American politician (1836–1924)

Henry Ausman (October 20, 1836 – December 4, 1924) was an American politician who served as a member of the Wisconsin State Assembly.

==Biography==
Ausman was born in Germany on October 20, 1836 to John H. and Anna M. (Weigand) Ausman. He immigrated with his parents to Venango County (now Forest County) Pennsylvania in 1848. He moved to Dunn County, Wisconsin in 1860 and settled in Spring Brook, Wisconsin. Ausman worked for Knapp, Stout & Co. and farmed in the area before entering into various businesses. In 1865, he became an Evangelical minister.

On August 4, 1855, Ausman married Martha Elizabeth Sippel. They had eleven children.
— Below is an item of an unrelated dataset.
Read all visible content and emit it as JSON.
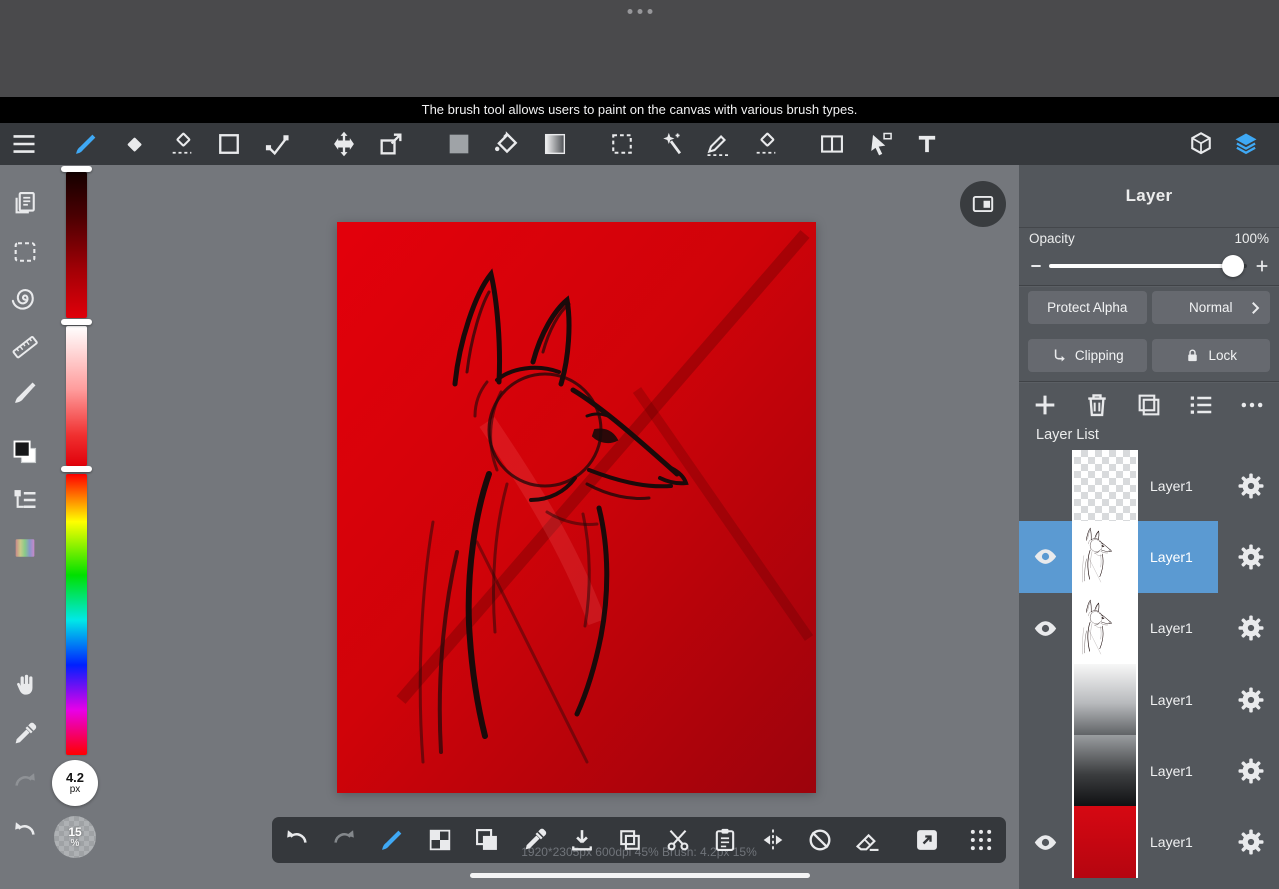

Ausman died on December 4, 1924.

Ausman's great grandson, La Verne Ausman, was a member of the Wisconsin State Assembly and an official in the Farmers Home Administration and the United States Department of Agriculture.

==Political career==
Ausman represented Dunn County in Wisconsin's 32nd State Assembly in 1879. Other positions he held included Chairman (similar to mayor) and Town Treasurer of Elk Mound (town), Wisconsin and County Commissioner (similar to county supervisor) of Dunn County. He was a Republican.